He held out his bare hand over the table, holding something small and white between thumb and forefinger. I couldn’t see what it was from where we were sitting.
“I come from a country they used to call the Bread Basket of the World. “Don’t leave, son,” my mother would say. “You’ll never lack bread here.” I left, but I always have this little piece of bread with me.” He held it out again between two fingers, swivelling so that we could all see, before placing it carefully on the table. He pressed down with his palm in a circular movement, as if to knead it. “How strange these trails of breadcrumbs are. Birds remove them at night so that we cannot follow the trails back. “Come back, son,” my mother would say, “you’ll never lack bread here.” But I couldn’t go back. How strange these trails of breadcrumbs are! Trails that you can follow away but not back.” His hand was circling hypnotically above the table. “That’s why I didn’t use up all my breadcrumbs on the way. And wherever I go, I always have with me…”-he held up his hand and we saw that he was holding a small perfectly formed bread roll, the pointed ends protruding from his fist-“…a piece of bread.”
He turned and held out the roll to the first person in the semicircle.
“Don’t be afraid. Have some.” The hand, like the hand of a clock, moved to the second person and opened again to reveal a rounded, intact end. “You can take a larger piece. Come, try some.” He turned to each of the people sitting on the chairs, until they had all had a piece of bread roll.

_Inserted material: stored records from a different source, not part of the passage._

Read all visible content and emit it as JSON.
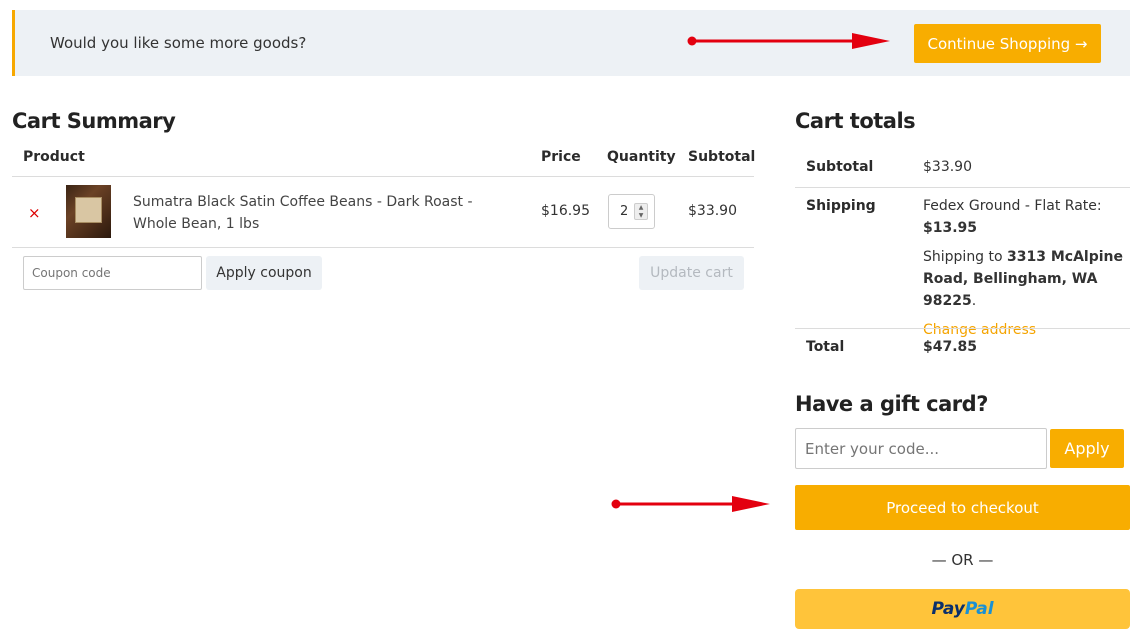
{
  "notice": {
    "text": "Would you like some more goods?",
    "button_label": "Continue Shopping →"
  },
  "cart": {
    "title": "Cart Summary",
    "columns": [
      "Product",
      "Price",
      "Quantity",
      "Subtotal"
    ],
    "items": [
      {
        "name": "Sumatra Black Satin Coffee Beans - Dark Roast - Whole Bean, 1 lbs",
        "price": "$16.95",
        "quantity": "2",
        "subtotal": "$33.90",
        "remove_glyph": "×"
      }
    ],
    "coupon_placeholder": "Coupon code",
    "apply_coupon_label": "Apply coupon",
    "update_cart_label": "Update cart"
  },
  "totals": {
    "title": "Cart totals",
    "subtotal_label": "Subtotal",
    "subtotal_value": "$33.90",
    "shipping_label": "Shipping",
    "shipping_method": "Fedex Ground - Flat Rate:",
    "shipping_cost": "$13.95",
    "shipping_to_prefix": "Shipping to",
    "shipping_address": "3313 McAlpine Road, Bellingham, WA 98225",
    "change_address_label": "Change address",
    "total_label": "Total",
    "total_value": "$47.85"
  },
  "gift_card": {
    "title": "Have a gift card?",
    "placeholder": "Enter your code...",
    "apply_label": "Apply"
  },
  "checkout": {
    "proceed_label": "Proceed to checkout",
    "or_text": "— OR —",
    "paypal_part1": "Pay",
    "paypal_part2": "Pal"
  },
  "colors": {
    "accent": "#f8ad00",
    "annotation_arrow": "#e3000f",
    "paypal_button": "#ffc43a",
    "notice_bg": "#edf1f5"
  },
  "icons": {
    "remove": "remove-icon",
    "arrow": "red-arrow-annotation",
    "spinner": "quantity-spinner-icon",
    "product_image": "coffee-bag-thumbnail"
  }
}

“Yes,” he said thoughtfully when he had finished. He opened out his hand and there was the little bread roll, still intact. He straightened out his very long fingers before slowly closing his fist again. When he opened it, all that remained was the little piece of bread, which he held up between thumb and forefinger to show us. “You mustn’t use up all your breadcrumbs on the way.”
He rose to receive the applause and stood at the edge of the stage dismissing the people who had occupied the chairs. Lorna and I were in the second group to go up on stage. I could now see him from the side with his hooked nose, very black moustache, that looked dyed, and lank grey hair clinging to his skull. But I was struck above all by his large, bony hand with liver spots on the back. He slipped it around the glass and took a sip of water before continuing.

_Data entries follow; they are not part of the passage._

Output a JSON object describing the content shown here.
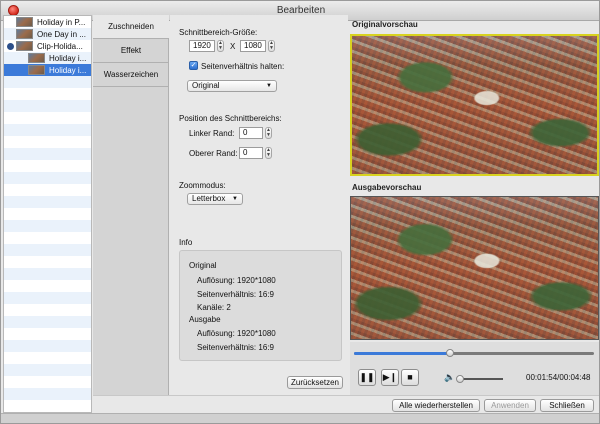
{
  "window": {
    "title": "Bearbeiten"
  },
  "files": [
    {
      "label": "Holiday in P...",
      "level": 0
    },
    {
      "label": "One Day in ...",
      "level": 0
    },
    {
      "label": "Clip-Holida...",
      "level": 0
    },
    {
      "label": "Holiday i...",
      "level": 1
    },
    {
      "label": "Holiday i...",
      "level": 1,
      "selected": true
    }
  ],
  "tabs": [
    {
      "label": "Zuschneiden",
      "active": true
    },
    {
      "label": "Effekt",
      "active": false
    },
    {
      "label": "Wasserzeichen",
      "active": false
    }
  ],
  "crop": {
    "section_title": "Schnittbereich-Größe:",
    "width": "1920",
    "x_sep": "X",
    "height": "1080",
    "keep_ratio_label": "Seitenverhältnis halten:",
    "keep_ratio_checked": true,
    "ratio_value": "Original",
    "position_title": "Position des Schnittbereichs:",
    "left_label": "Linker Rand:",
    "left_value": "0",
    "top_label": "Oberer Rand:",
    "top_value": "0",
    "zoom_title": "Zoommodus:",
    "zoom_value": "Letterbox"
  },
  "info": {
    "title": "Info",
    "original_heading": "Original",
    "original_resolution": "Auflösung: 1920*1080",
    "original_ratio": "Seitenverhältnis: 16:9",
    "original_channels": "Kanäle: 2",
    "output_heading": "Ausgabe",
    "output_resolution": "Auflösung: 1920*1080",
    "output_ratio": "Seitenverhältnis: 16:9"
  },
  "reset_label": "Zurücksetzen",
  "preview": {
    "original_label": "Originalvorschau",
    "output_label": "Ausgabevorschau"
  },
  "player": {
    "progress_fraction": 0.4,
    "volume_fraction": 0.0,
    "timecode": "00:01:54/00:04:48"
  },
  "buttons": {
    "restore_all": "Alle wiederherstellen",
    "apply": "Anwenden",
    "close": "Schließen"
  }
}
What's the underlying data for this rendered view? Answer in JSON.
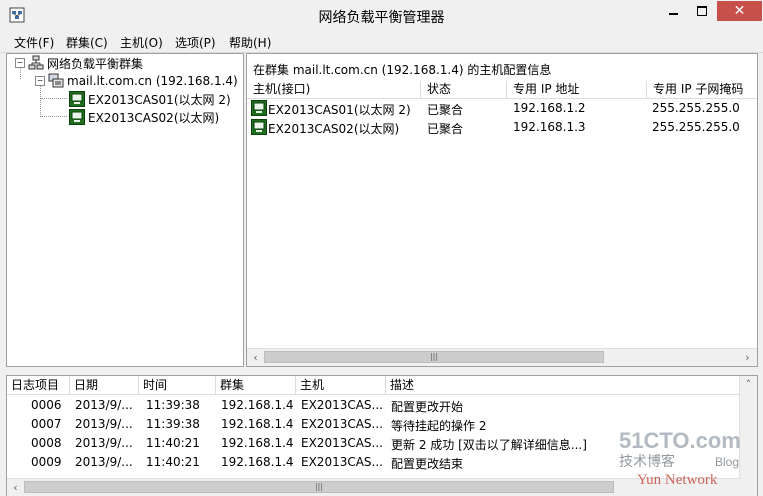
{
  "window": {
    "title": "网络负载平衡管理器"
  },
  "menu": [
    "文件(F)",
    "群集(C)",
    "主机(O)",
    "选项(P)",
    "帮助(H)"
  ],
  "tree": {
    "root": "网络负载平衡群集",
    "cluster": "mail.lt.com.cn (192.168.1.4)",
    "hosts": [
      "EX2013CAS01(以太网 2)",
      "EX2013CAS02(以太网)"
    ]
  },
  "host_panel": {
    "caption": "在群集 mail.lt.com.cn (192.168.1.4) 的主机配置信息",
    "columns": [
      "主机(接口)",
      "状态",
      "专用 IP 地址",
      "专用 IP 子网掩码"
    ],
    "rows": [
      [
        "EX2013CAS01(以太网 2)",
        "已聚合",
        "192.168.1.2",
        "255.255.255.0"
      ],
      [
        "EX2013CAS02(以太网)",
        "已聚合",
        "192.168.1.3",
        "255.255.255.0"
      ]
    ]
  },
  "log": {
    "columns": [
      "日志项目",
      "日期",
      "时间",
      "群集",
      "主机",
      "描述"
    ],
    "rows": [
      [
        "0006",
        "2013/9/...",
        "11:39:38",
        "192.168.1.4",
        "EX2013CAS...",
        "配置更改开始"
      ],
      [
        "0007",
        "2013/9/...",
        "11:39:38",
        "192.168.1.4",
        "EX2013CAS...",
        "等待挂起的操作 2"
      ],
      [
        "0008",
        "2013/9/...",
        "11:40:21",
        "192.168.1.4",
        "EX2013CAS...",
        "更新 2 成功 [双击以了解详细信息...]"
      ],
      [
        "0009",
        "2013/9/...",
        "11:40:21",
        "192.168.1.4",
        "EX2013CAS...",
        "配置更改结束"
      ]
    ]
  },
  "watermark": {
    "site": "51CTO.com",
    "line2": "技术博客",
    "line3": "Blog",
    "line4": "Yun Network"
  },
  "colors": {
    "close": "#c7504b",
    "window": "#f0f0f0",
    "border": "#a0a0a0"
  }
}
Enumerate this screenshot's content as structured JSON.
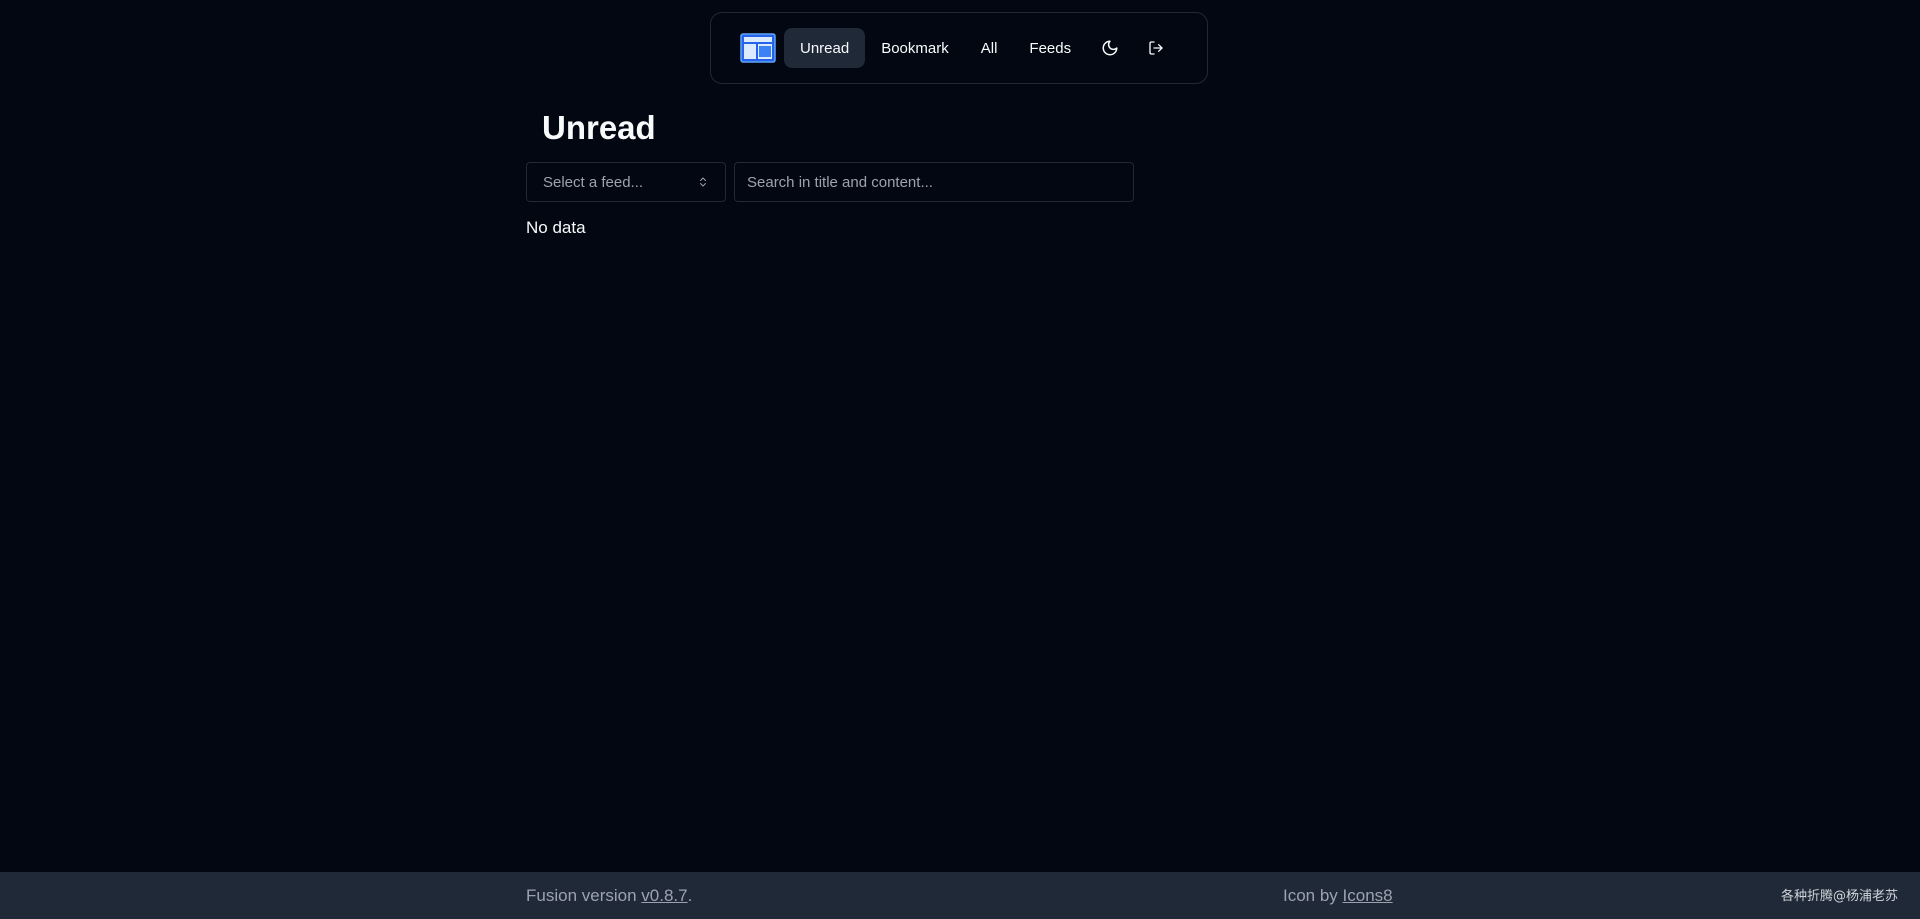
{
  "nav": {
    "logo_icon": "newspaper-layout-icon",
    "items": [
      {
        "label": "Unread",
        "active": true
      },
      {
        "label": "Bookmark",
        "active": false
      },
      {
        "label": "All",
        "active": false
      },
      {
        "label": "Feeds",
        "active": false
      }
    ],
    "theme_icon": "moon-icon",
    "logout_icon": "logout-icon"
  },
  "main": {
    "title": "Unread",
    "feed_select_placeholder": "Select a feed...",
    "search_placeholder": "Search in title and content...",
    "empty_message": "No data"
  },
  "footer": {
    "version_prefix": "Fusion version ",
    "version_link": "v0.8.7",
    "version_suffix": ".",
    "icon_prefix": "Icon by ",
    "icon_link": "Icons8",
    "watermark": "各种折腾@杨浦老苏"
  },
  "colors": {
    "background": "#030712",
    "surface": "#1f2937",
    "text": "#f9fafb",
    "muted": "#9ca3af",
    "logo_blue": "#3b82f6"
  }
}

“I like to call this part of the show ‘Slowification’,” he said. He took a pack of cards from his pocket and began shuffling it fantastically fast with his only hand. “Tricks cannot be repeated, my teacher used to say. But I didn’t want to perform tricks, I wanted to perform magic. Can one repeat an act of magic? Only six cards,” he said, taking them one by one from the pack. “Three red, three black. Red and black. The black of night, the red of life. Can anyone control colours? Can anyone impose an order on them?” With a flick of the thumb, he tossed the cards down on the table, one after another, facing up. “Red, black, red, black, red, black.” The cards lay in a row, red and black alternating.

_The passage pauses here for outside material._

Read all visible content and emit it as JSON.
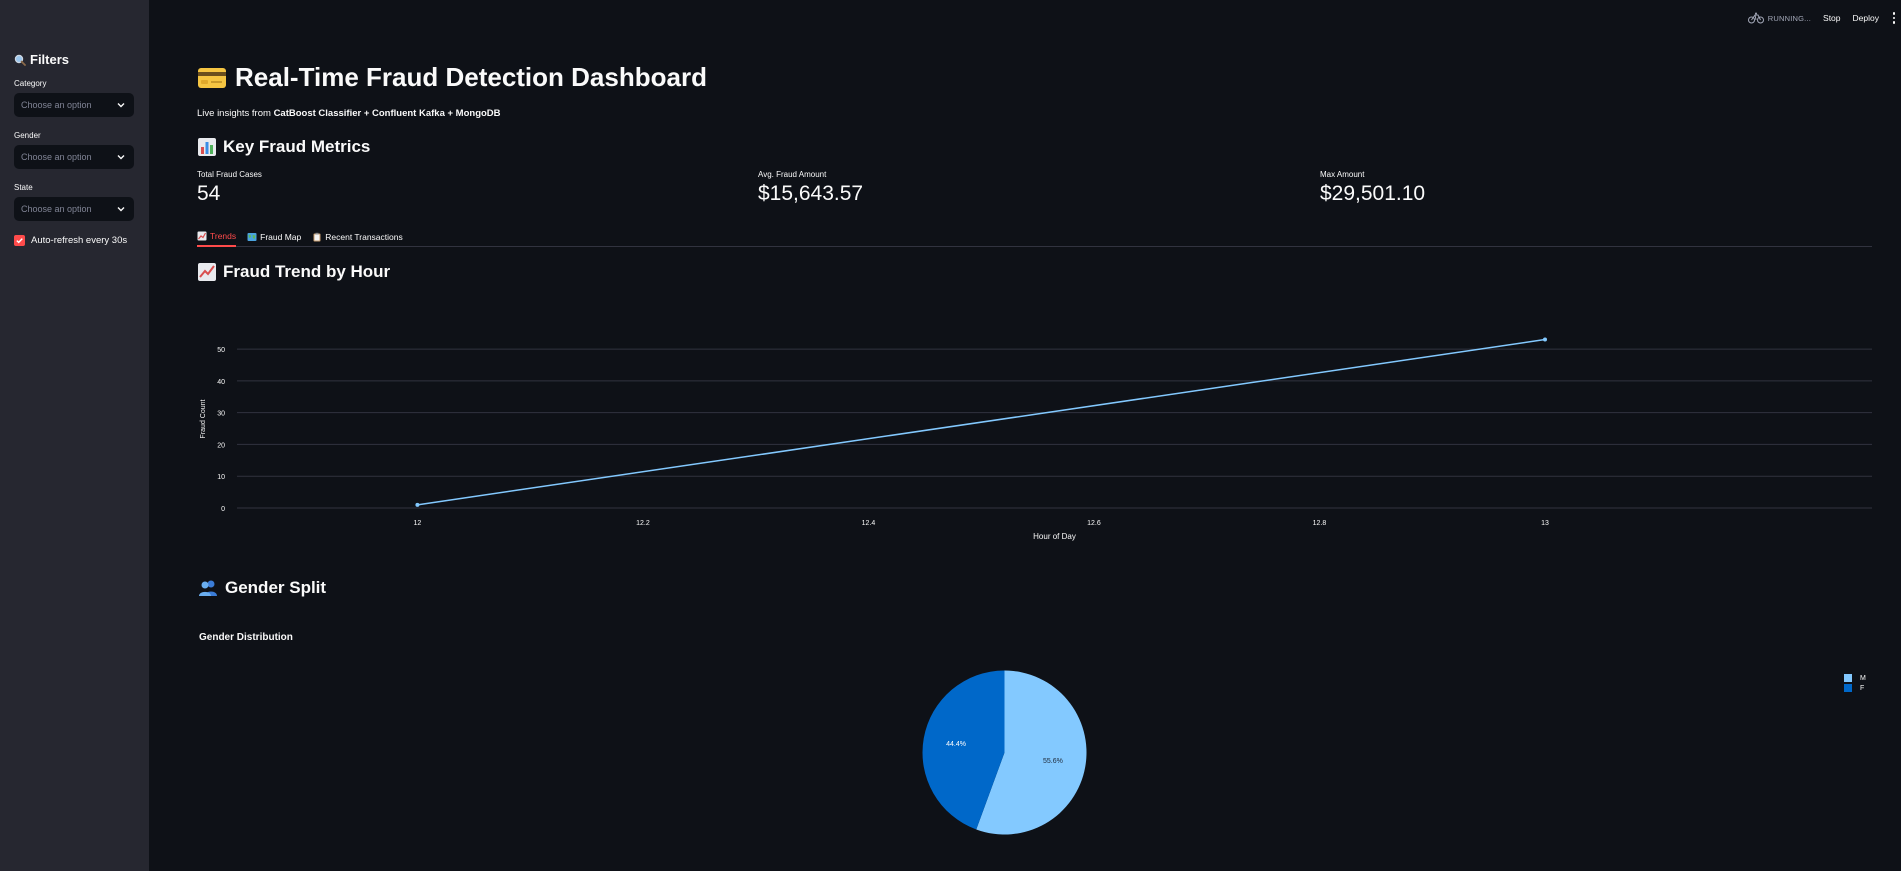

“And now, watch my hand. I want to do it very slowly.” He moved his hand forward to pick up the cards in the order in which they lay. “Can anyone impose an order on them?” he said again and flung them back down on the table with the same flick of the thumb. “Red, red, red, black, black, black. It could not be done any slower,” he said, gathering up the cards. “Or perhaps…it could.” Again, he tossed down the cards with the colours alternating, letting them fall slowly. “Red, black, red, black, red, black.” He turned towards us so that we could see exactly what he was doing. He inched his hand forward, as slowly as a crab, touching the first card with the tips of his fingers. He picked the cards up extremely gently and, when he threw them back down on the table, the colours had come together once more. “Red, red, red, black, black, black.”
“But this young man,” he said, suddenly turning his gaze upon me, “remains sceptical. Perhaps he’s read some manual of magic and thinks the trick is in the way I pick up the cards, or in a glide effect. Yes, that’s how he’d do it. That’s how I did it myself when I had two hands. But now I’ve only got one. And perhaps some day I won’t have any.” He flung the cards down on the table one by one. “Red, black, red, black, red, black.” Looking at me again, he commanded: “Gather them up. And now, without letting me touch them, turn them over one by one.” I obeyed, and, as I turned them over, the cards seemed to submit to his will. “Red, red, red, black, black, black.”
When we returned to our seats, while the audience was still applauding, I realised why Seldom had insisted I should see the show. Each of the tricks that followed was, like the first ones, extraordinarily simple and also extraordinarily pure, as if the old man had truly reached a golden moment in which he no longer needed his hands. And it seemed to amuse him to break the rules of his trade, one by one. He repeated tricks, he had people sitting behind him during the entire show, he revealed techniques with which other magicians throughout the ages had attempted the same effects. At one point I turned round and saw Seldom completely enthralled, happily lost in admiration, like a child who never tires of seeing the same marvel over and over. I recalled how serious he was when he said that he preferred the ghost hypothesis for the third murder, and I wondered if he really believed such things. But it was difficult not to give in to the magician: the skill of each trick lay in its essential simplicity and the only explanation always seemed to be an impossible one. There was no interval and all too suddenly he announced his final trick.
“You must have wondered,” he said, “why I have such a large glass of water when all I’ve taken is one small sip. There’s still enough water here for a fish to swim about in.” He brought out a red silk handkerchief and slowly wiped the glass. “Perhaps,” he said, “if we clean the glass well and imagine little coloured pebbles, perhaps, as in the cage in Prevert’s poem, we’ll catch a fish.” When he withdrew the handkerchief, there was a goldfish swimming around inside the glass and little coloured pebbles at the bottom.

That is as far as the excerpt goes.